Speaking in social media lingo, palak besan chilla recipe is currently a trending topic at home. My husband, Kalpesh, has recently discovered the joy of eating healthy and one of his current favorites is besan cheela or pudla. Now besan chilla is one versatile dish that can be made by adding vegetable of your choice and Kalpesh puts literally any vegetable in it. He even makes it by adding mushrooms and broccoli, imagine!! :) When my MIL is staying with us she makes it using spinach, coriander, and onion. Devansh and I like this version of the besan chilla.
Chickpea or gram flour (besan) is a good source of magnesium and potassium, spinach is a good source of Vitamin C and iron. And spinach and coriander are both rich in Vitamin A. So this besan chilla made using spinach and coriander is nutrition packed, and can be made with minimal preparation time and cooking time. It tastes really nice with homemade curd or green chutney. Hope you all like this palak besan chilla recipe by my mother-in-law.

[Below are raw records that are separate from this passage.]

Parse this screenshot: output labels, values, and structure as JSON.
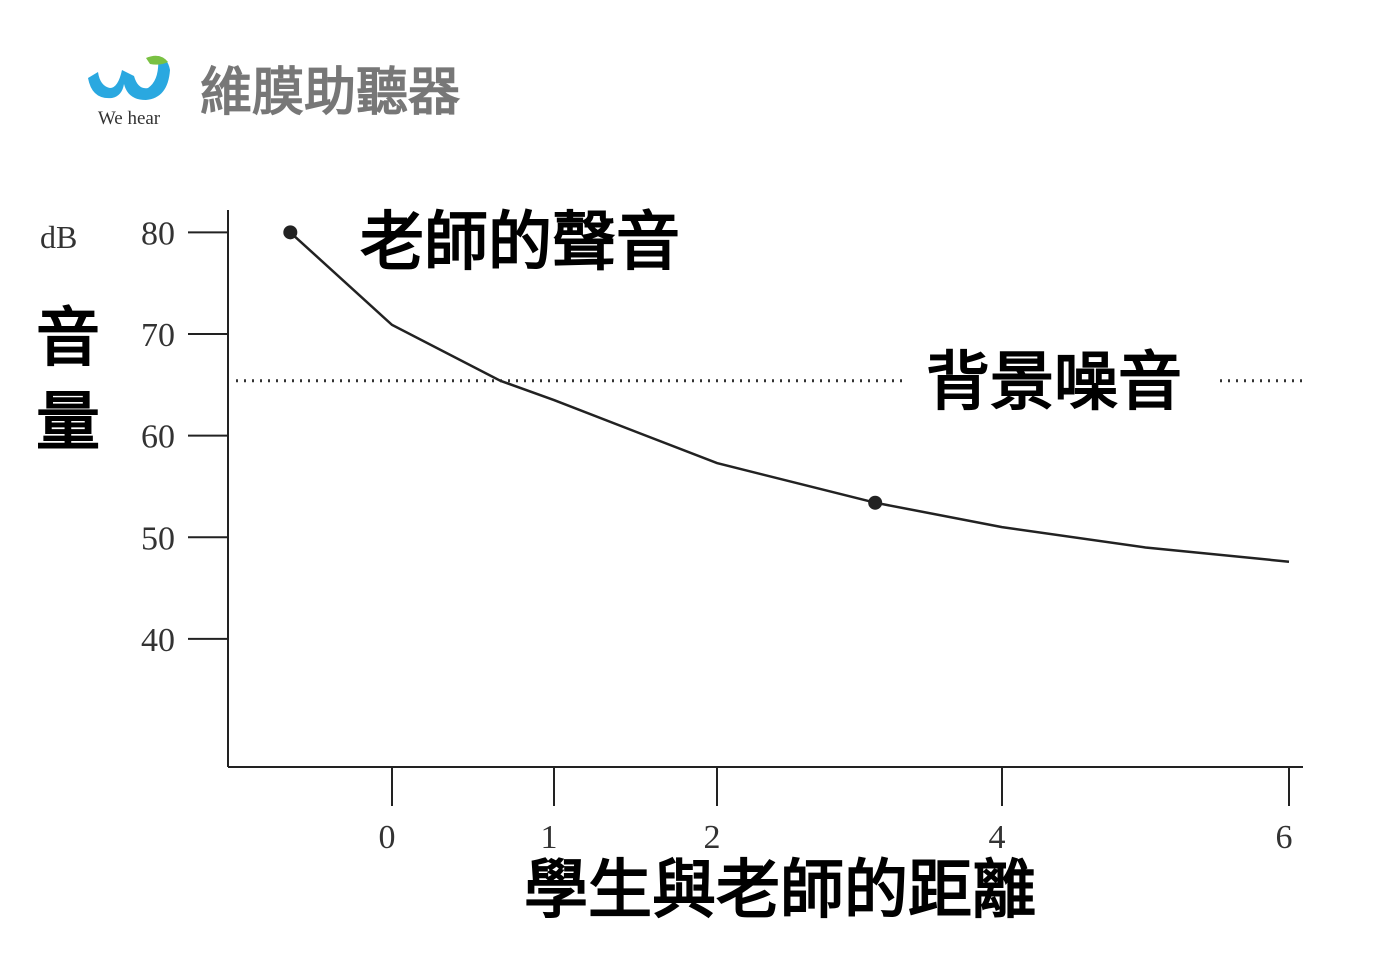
{
  "header": {
    "logo_text": "We hear",
    "brand": "維膜助聽器"
  },
  "chart_data": {
    "type": "line",
    "y_unit": "dB",
    "y_label": "音量",
    "x_label": "學生與老師的距離",
    "annotation": "老師的聲音",
    "reference_line": {
      "label": "背景噪音",
      "value": 65.4
    },
    "x": [
      -0.62,
      0,
      0.67,
      1,
      2,
      3.11,
      4,
      5,
      6
    ],
    "series": [
      {
        "color": "#222222",
        "values": [
          80,
          70.9,
          65.4,
          63.5,
          57.3,
          53.4,
          51.0,
          49.0,
          47.6
        ]
      }
    ],
    "markers": {
      "x": [
        -0.62,
        3.11
      ],
      "values": [
        80,
        53.4
      ],
      "color": "#222222"
    },
    "xlim": [
      -1,
      6.05
    ],
    "xticks": [
      0,
      1,
      2,
      4,
      6
    ],
    "ylim": [
      27.4,
      82.2
    ],
    "yticks": [
      40,
      50,
      60,
      70,
      80
    ]
  }
}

For this particular recipe, we have used the palak i.e. the spinach from our terrace garden. Spinach is very easy to grow and the taste of it when it’s so fresh is really great. If you want to grow spinach at your home, here are some things you may need.
Steps for Making Palak Besan Chilla
Palak Besan Chilla Recipe
- 1 cup gram/chickpea flour besan
- 1 cup chopped spinach
- 1 inch piece of bottle gourd chopped
- 1 green chilli
- 1/4 cup finely chopped onion
- 2-3 tbsp finely chopped coriander
- salt to taste
- 1-2 tbsp oil
- Grind chopped spinach, ginger, and green chili to make a paste. (You may need to add little water.)
- Add about half cup water to besan and mix it properly with a spoon to ensure no lumps remain the batter.
- Add chopped coriander, onion, and spinach paste to the batter.
- Add salt to the batter and mix well.
- Heat a tava (skillet) and add about 1 tsp oil, spread it properly to ensure the entire tava is coated with oil. (We use an iron tava to make these chillas.)
- Pour a ladleful of batter in the center of the tava and spread it evenly to form a circular chilla.
- I would recommend using a metal tava/skillet as the texture of these chilla turns out nice and crispy when compared to chilla made on a non-stick tava.
- Grease the tava properly to ensure the chilla don’t stick to it. Grease it with oil after it becomes hot.